Entrega o abandono voluntario de la cosa (inc. d]).— Versa, a diferencia del inc. c), sobre actos materiales.

Debe ser voluntario, pues de otra manera, el retenedor podrá invocar a su favor las acciones posesorias y los
interdictos (art. 2590, inc. a]).

Si la cosa es restituida a su dueño, no renace el derecho de retención.

Si a instancias del abandono, la cosa se destruye, el retenedor será responsable de los perjuicios ocasionados.

El secuestro de la cosa por orden judicial para ser vendida no hace perder el derecho de retención, sino que los
derechos del retenedor sobre la cosa se trasladan al precio (art. 2592, inc. d]).

Confusión (inc. e]).— Coincidiendo la calidad de acreedor y deudor en la misma persona, pierde razón de ser el
derecho de retención. Necesariamente la cosa debe ser ajena.

Tal confusión no produce su típica consecuencia si una norma dispone lo contrario.

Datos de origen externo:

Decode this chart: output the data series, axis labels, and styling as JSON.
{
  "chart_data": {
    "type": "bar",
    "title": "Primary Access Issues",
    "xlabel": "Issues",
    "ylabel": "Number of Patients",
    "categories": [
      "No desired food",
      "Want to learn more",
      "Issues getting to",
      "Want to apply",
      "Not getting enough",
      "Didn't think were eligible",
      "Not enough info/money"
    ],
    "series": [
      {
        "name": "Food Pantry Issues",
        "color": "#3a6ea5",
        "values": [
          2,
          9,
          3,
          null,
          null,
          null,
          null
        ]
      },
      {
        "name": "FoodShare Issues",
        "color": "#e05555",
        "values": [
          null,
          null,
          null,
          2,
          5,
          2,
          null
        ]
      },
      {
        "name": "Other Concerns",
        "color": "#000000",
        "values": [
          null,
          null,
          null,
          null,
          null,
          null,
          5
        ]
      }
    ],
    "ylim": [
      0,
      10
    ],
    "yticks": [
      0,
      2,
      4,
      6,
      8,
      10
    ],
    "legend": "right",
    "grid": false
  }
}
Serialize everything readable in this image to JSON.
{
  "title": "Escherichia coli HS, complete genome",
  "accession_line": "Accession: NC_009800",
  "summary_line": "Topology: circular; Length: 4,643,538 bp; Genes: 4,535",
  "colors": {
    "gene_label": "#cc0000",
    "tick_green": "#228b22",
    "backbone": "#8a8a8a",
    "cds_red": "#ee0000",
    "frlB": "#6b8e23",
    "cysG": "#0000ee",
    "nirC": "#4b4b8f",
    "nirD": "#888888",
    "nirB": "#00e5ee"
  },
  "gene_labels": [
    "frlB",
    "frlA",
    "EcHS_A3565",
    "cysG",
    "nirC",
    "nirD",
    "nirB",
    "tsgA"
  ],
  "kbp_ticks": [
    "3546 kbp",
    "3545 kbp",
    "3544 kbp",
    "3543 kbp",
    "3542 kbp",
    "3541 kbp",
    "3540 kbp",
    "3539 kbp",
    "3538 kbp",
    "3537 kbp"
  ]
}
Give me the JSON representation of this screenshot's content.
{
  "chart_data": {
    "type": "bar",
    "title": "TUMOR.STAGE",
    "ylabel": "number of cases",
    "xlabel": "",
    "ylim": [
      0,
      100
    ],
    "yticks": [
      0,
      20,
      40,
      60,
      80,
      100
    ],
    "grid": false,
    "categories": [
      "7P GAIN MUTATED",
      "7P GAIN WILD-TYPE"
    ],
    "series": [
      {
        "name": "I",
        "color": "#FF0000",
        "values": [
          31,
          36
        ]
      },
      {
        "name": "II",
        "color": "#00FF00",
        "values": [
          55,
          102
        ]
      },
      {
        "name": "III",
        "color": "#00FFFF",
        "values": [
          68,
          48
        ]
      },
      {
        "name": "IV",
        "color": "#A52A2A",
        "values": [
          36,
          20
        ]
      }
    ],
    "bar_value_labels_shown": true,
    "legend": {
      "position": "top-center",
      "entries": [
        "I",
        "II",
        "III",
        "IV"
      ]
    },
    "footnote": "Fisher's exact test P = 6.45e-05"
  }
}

Incumplimiento de las obligaciones por parte del retenedor (inc. f]).— Si esté no lleva a cabo los deberes que se encuentran a
su cargo, puede ser sancionado con la pérdida de su derecho.

Se trata, principalmente, del uso prohibido de la cosa.

Abuso del derecho (inc. f]).— Cuando el retenedor adopta una actitud que contraríe los fines del ordenamiento jurídico o
que exceda los límites impuestos por la buena fe, la moral y buenas costumbres, el magistrado podrá decretar la
extinción de su derecho.

Se transforma en un caso particular de aplicación del art. 10 del Código Civil y Comercial.